The body of the encounter. Instituto Benjamin Constant visiting Ernesto Neto’s installation TheAnimalSusPensiveOntheLandGenscape. Leopoldina station, Rio de Janeiro, October 5th, 2012. In partnership with Cognitive and Collectives Research Group UFRJ. Film: Paulo Victor Catharino Gitsin. Editing: Bernardo Zabalaga. Music Pili Pili
–
1Comment referring to the individual knots in relation to the net as a whole made during the encounter by Luiz Guilherme Vergara, the program’s coordinator.

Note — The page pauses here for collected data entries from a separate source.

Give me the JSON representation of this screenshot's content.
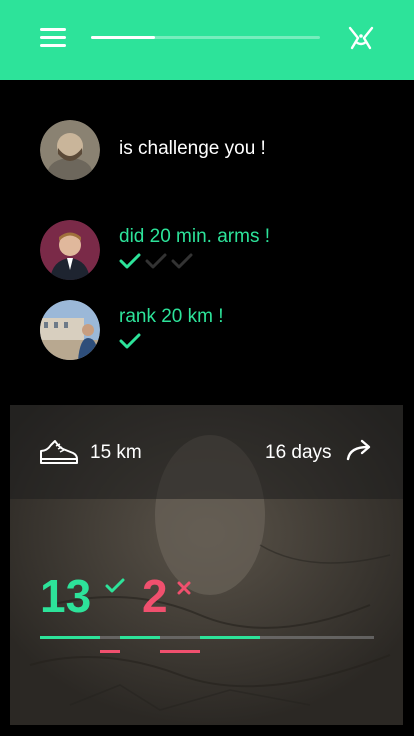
{
  "header": {
    "progress": 0.28,
    "colors": {
      "accent": "#2de39a",
      "fail": "#f0506e"
    },
    "menu_icon": "hamburger-icon",
    "logo_icon": "runner-logo-icon"
  },
  "feed": [
    {
      "text": "is challenge you !",
      "style": "white",
      "checks": []
    },
    {
      "text": "did 20 min. arms !",
      "style": "green",
      "checks": [
        "done",
        "pending",
        "pending"
      ]
    },
    {
      "text": "rank 20 km !",
      "style": "green",
      "checks": [
        "done"
      ]
    }
  ],
  "challenge": {
    "distance": "15 km",
    "duration": "16 days",
    "success_count": "13",
    "fail_count": "2",
    "shoe_icon": "shoe-icon",
    "share_icon": "share-arrow-icon"
  }
}
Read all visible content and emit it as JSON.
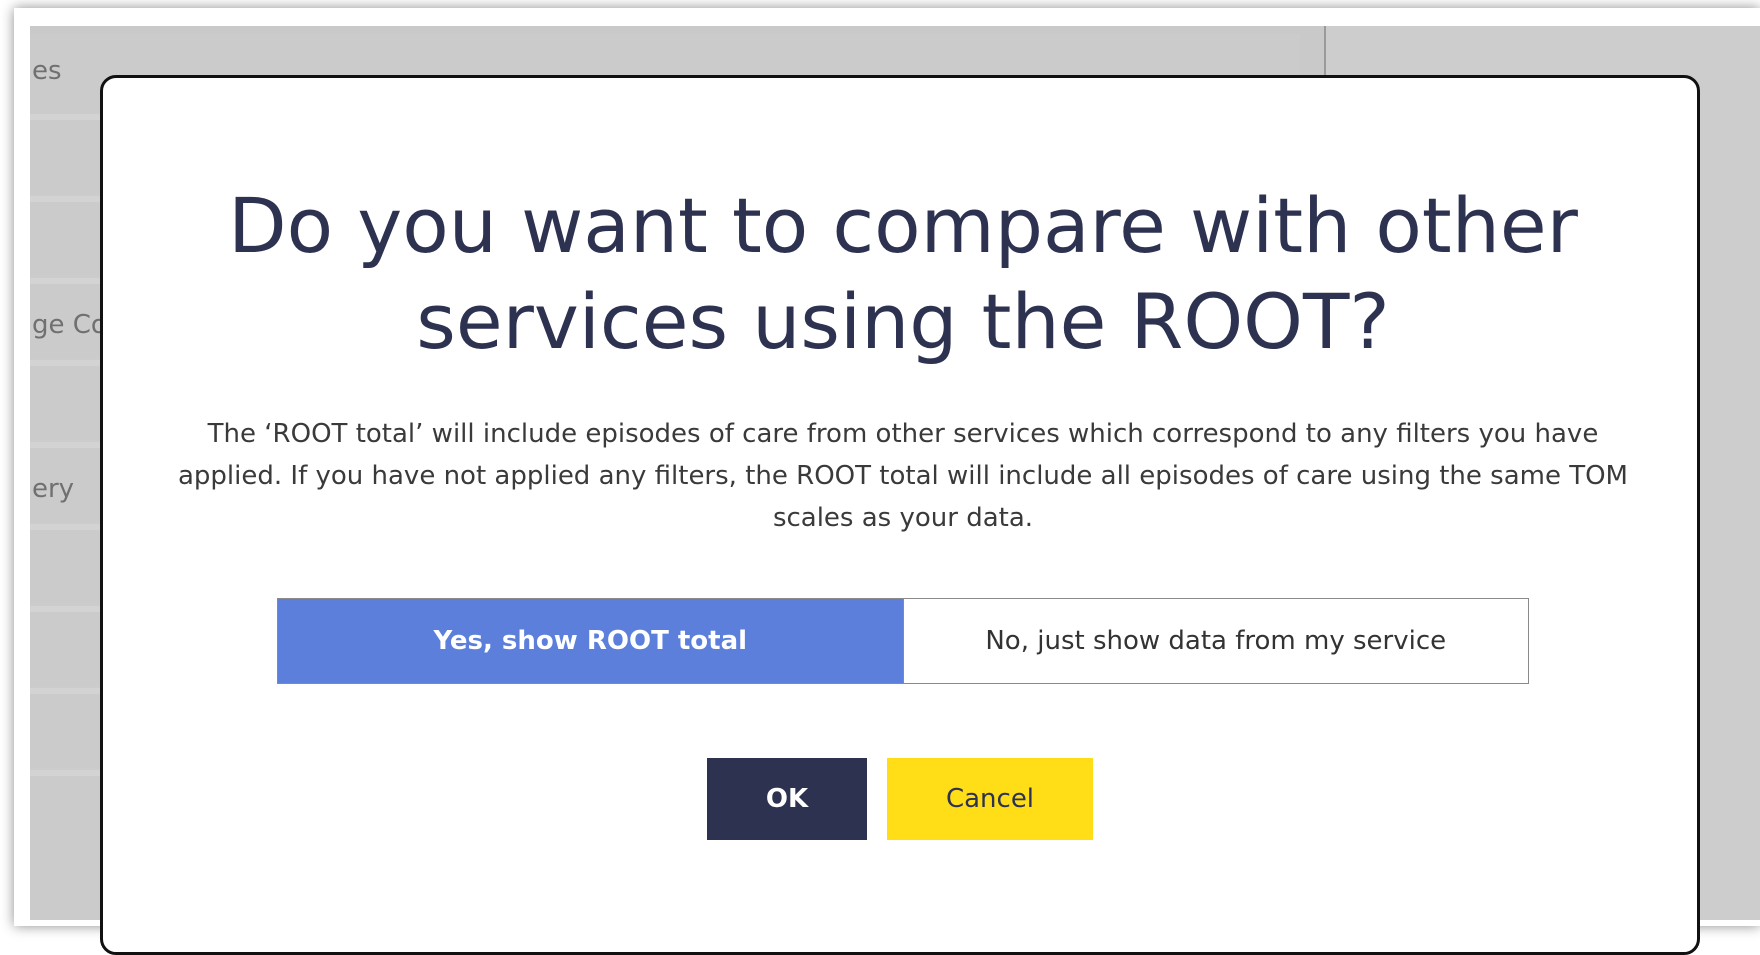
{
  "background": {
    "row_labels": [
      "es",
      "ge Co",
      "ery"
    ]
  },
  "modal": {
    "title": "Do you want to compare with other services using the ROOT?",
    "description": "The ‘ROOT total’ will include episodes of care from other services which correspond to any filters you have applied. If you have not applied any filters, the ROOT total will include all episodes of care using the same TOM scales as your data.",
    "toggle": {
      "options": [
        {
          "label": "Yes, show ROOT total",
          "selected": true
        },
        {
          "label": "No, just show data from my service",
          "selected": false
        }
      ]
    },
    "ok_label": "OK",
    "cancel_label": "Cancel"
  },
  "colors": {
    "title": "#2e3251",
    "selected_option": "#5b7fdb",
    "ok_button": "#2e3251",
    "cancel_button": "#ffde17"
  }
}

2The terms “blind” and “seeing” are being used here drawing on the research practice of Virginia Kastrup, coordinator of the Cognition and Collectives Research Group at the Federal University of Rio de Janeiro: “We use here the term “seeing” to refer to a person that possesses full eyesight within normal parameters and the term blind to refer to those that have a partial or total visual deficiency. There are other terms used in this area of study and practice such as “visual deficiency”, or “special needs.” This has generated much debate in different areas (education, psychology, accessibility) with diverse arguments for and against, there is no consensus. As a general guiding principle, one could say that today we tend to use the notion of a person with visual deficiency (including blind and poor vision), a blind person or simply blind (Moraes e Kastrup, 2010). Our choice for the use of the term “blind” or “blind person” has been used through my research and justifies itself by the fact that it is the term most current among these people, avoiding characterizing them based on the question of deficiency.”
3Translator’s note: Bond (social, affectionate, friendly etc) or link perhaps best translate the Portuguese/Spanish word vincúlo, however neither quite grasp, perhaps because of other uses and meanings, the rich sense of connection, affection and commitment that vincúlo implies.
4 The artists/educators were myself Bernado Zabalaga and Bianca Bernado in collaboration with the coordinator of the Experimental Nucleus of Education & Art operative at Museum of Modern Art in Rio de Janerio from September 2010 to May 2013 and the Cognition and Collective Research Group at Federal University of Rio de Janeiro.